Measures to keep your business on outside the office
Train your employees on how to work remotely, conduct online instructing, provide your team with all the detailed information on how to avoid malicious sites and steer clear of phishing attacks making the pandemic alerts the focus of your suspicion:
Any email or message containing information about donations, refunds, charities and news on the healthcare situation should be treated with some share of inquisitiveness: in case it concerns any banking details, contact a bank first.
VPN is a must when moving to remote work as data traffic gets particularly vulnerable. Captured data is transferred via the Internet using VPN.
If you use (and we advise you to do) monitoring software on your corporate endpoints which employees take home for work, make sure that your security efforts are not put in vain and all the other software is patched with updates. At the same time hardware and software inventorying is recommended for proper control.
UEBA technology is responsible for human factor negating — user behavior can change as an employee might feel more carefree or negligent outside the office. The technology detects suspicious activity such as abnormal amount of emails sent or implausible event sequence pointing at possible access sharing.

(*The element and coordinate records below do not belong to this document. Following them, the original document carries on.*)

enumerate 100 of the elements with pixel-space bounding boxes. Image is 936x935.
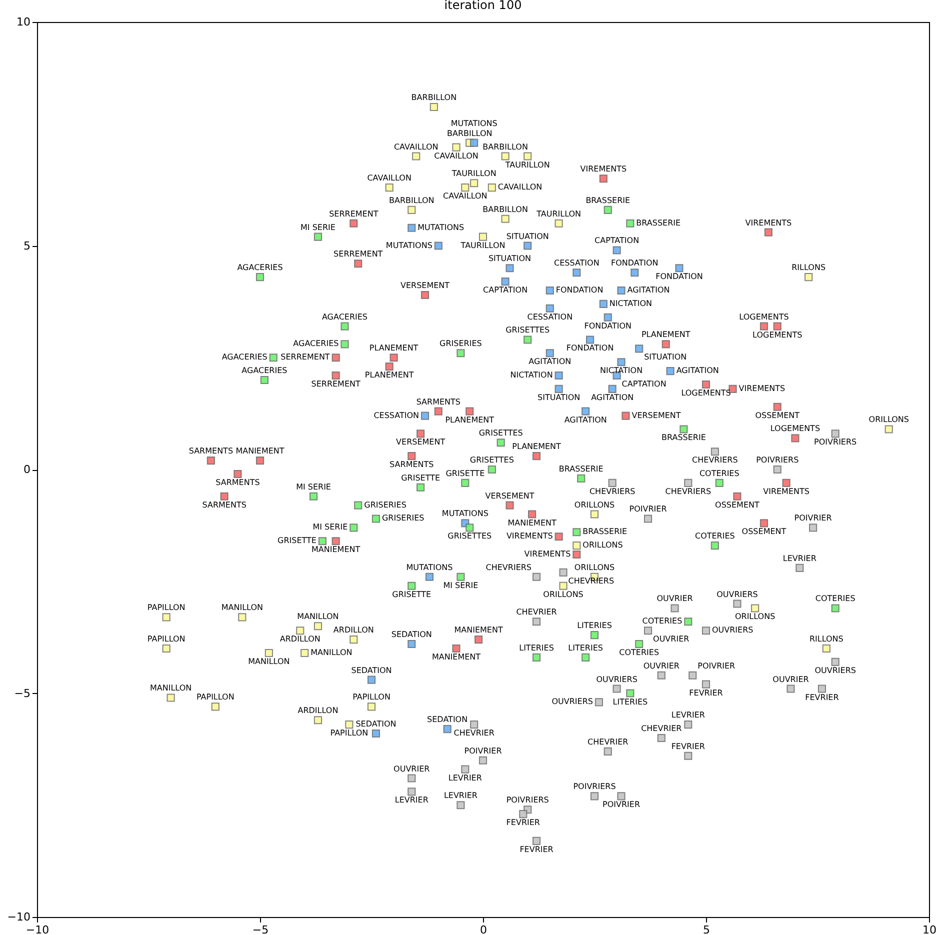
point <box>546 286 554 295</box>
point <box>524 242 532 250</box>
point <box>702 680 710 688</box>
data-label: CAPTATION <box>594 236 640 246</box>
point <box>470 720 478 729</box>
data-label: ARDILLON <box>298 706 338 716</box>
data-label: FONDATION <box>566 344 614 353</box>
data-label: VIREMENTS <box>745 218 792 228</box>
point <box>488 184 496 192</box>
point <box>412 152 420 160</box>
point <box>599 174 608 183</box>
data-label: GRISETTES <box>470 456 514 464</box>
point <box>332 371 340 380</box>
data-label: BRASSERIE <box>582 527 628 536</box>
data-label: GRISETTE <box>278 536 316 546</box>
y-tick-label: −10 <box>7 910 30 924</box>
data-label: RILLONS <box>809 634 844 644</box>
point <box>211 702 220 711</box>
point <box>657 671 666 680</box>
data-label: MI SERIE <box>312 522 348 532</box>
point <box>478 756 488 764</box>
point <box>461 184 470 192</box>
point <box>309 492 318 500</box>
data-label: CESSATION <box>374 410 420 420</box>
point <box>604 206 612 214</box>
x-tick-label: 10 <box>922 924 936 935</box>
data-label: PAPILLON <box>147 603 186 612</box>
point <box>488 465 496 474</box>
point <box>470 138 478 147</box>
point <box>554 384 563 393</box>
point <box>501 152 510 160</box>
data-label: CESSATION <box>554 258 600 268</box>
x-tick-label: 5 <box>703 924 710 935</box>
point <box>260 376 268 384</box>
point <box>408 206 416 214</box>
data-label: GRISETTE <box>446 468 485 478</box>
point <box>590 792 599 800</box>
data-label: LOGEMENTS <box>752 330 802 340</box>
point <box>408 640 416 648</box>
data-label: AGITATION <box>591 392 634 402</box>
data-label: MANIEMENT <box>236 446 284 456</box>
data-label: NICTATION <box>510 370 553 380</box>
data-label: CAPTATION <box>622 380 666 389</box>
point <box>594 698 603 706</box>
point <box>684 478 692 487</box>
point <box>612 246 621 254</box>
point <box>408 582 416 590</box>
data-label: GRISETTES <box>448 532 492 541</box>
point <box>166 694 175 702</box>
point <box>657 734 666 742</box>
data-label: OUVRIERS <box>712 626 754 635</box>
point <box>456 572 465 581</box>
data-label: OSSEMENT <box>755 410 800 420</box>
point <box>332 537 340 546</box>
data-label: SARMENTS <box>416 397 460 406</box>
point <box>269 354 278 362</box>
point <box>162 613 170 622</box>
data-label: FEVRIER <box>520 844 554 854</box>
data-label: LITERIES <box>577 621 612 630</box>
data-label: PAPILLON <box>352 692 390 702</box>
point <box>350 636 358 644</box>
point <box>577 474 586 482</box>
point <box>554 219 563 228</box>
point <box>546 304 554 312</box>
y-tick-label: −5 <box>14 686 30 700</box>
point <box>554 371 563 380</box>
point <box>340 322 349 330</box>
data-label: OUVRIER <box>643 661 680 670</box>
point <box>524 152 532 160</box>
data-label: COTERIES <box>815 594 856 604</box>
data-label: BRASSERIE <box>586 196 630 205</box>
data-label: FONDATION <box>656 272 703 282</box>
point <box>461 765 470 774</box>
data-label: ORILLONS <box>868 415 909 424</box>
point <box>478 232 488 241</box>
point <box>470 179 478 188</box>
data-label: FEVRIER <box>506 818 540 828</box>
point <box>554 532 563 541</box>
point <box>599 300 608 308</box>
point <box>626 689 634 698</box>
point <box>461 478 470 487</box>
data-label: CHEVRIERS <box>692 456 738 465</box>
data-label: MANIEMENT <box>432 652 481 662</box>
data-label: POIVRIERS <box>756 456 799 464</box>
data-label: SERREMENT <box>311 380 360 389</box>
data-label: SITUATION <box>506 232 549 241</box>
data-label: POIVRIER <box>464 746 502 756</box>
data-label: AGITATION <box>676 366 719 376</box>
data-label: TAURILLON <box>460 240 506 250</box>
data-label: CAVAILLON <box>443 192 488 201</box>
point <box>818 684 826 693</box>
data-label: BARBILLON <box>482 204 528 214</box>
data-label: AGACERIES <box>322 312 368 322</box>
point <box>644 514 652 523</box>
point <box>408 224 416 232</box>
point <box>528 510 536 518</box>
data-label: SEDATION <box>391 630 432 640</box>
point <box>617 792 626 800</box>
point <box>559 568 568 576</box>
point <box>702 626 710 635</box>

Make access rights management central in your control strategy. Use the solutions which helps you track account activity, file editing and access to a database, ensure correct task allocation among users.
Remember to maintain a specific approach to user performance and safety while working at home as it differs from productivity and information security issues in the workplace:
Employees can work fewer or more work hours, their workday might start early in the morning while someone will be working till late — time tracking software can be indispensable in many companies.
Remind the team that confidential information should be kept hidden from friends and relatives who live with them at home. If your staff members prefer to work with their own devices — personal laptops, smartphones — ask them to be watchful about their gadgets.
If employees work with their personal devices from home, they should connect to a terminal server or VDI with the installed software which transfers data to the server which belongs to your monitoring solution.
When accessing corporate assets workers should be identified through a two-factor authentication. Like this a password wouldn’t be enough for a cybercriminal to compromise the connection.
Ensure cloud servers security as cloud storages are among the most popular solutions while working remotely. Monitor data transfer and manage your corporate folders and files in the cloud.
Integrated DLP is a selective solution for specific needs — you may choose channels which require control. Remote work demands that cloud, Skype, laptop versions of popular messengers, corporate email should be monitored and properly protected.
Consider MDM solutions if it is relevant. In case you wouldn’t like to resort to mobile device management set your company’s policies in accordance with the current security force majeure — minimise the risks regarding unauthorised access to sensitive data.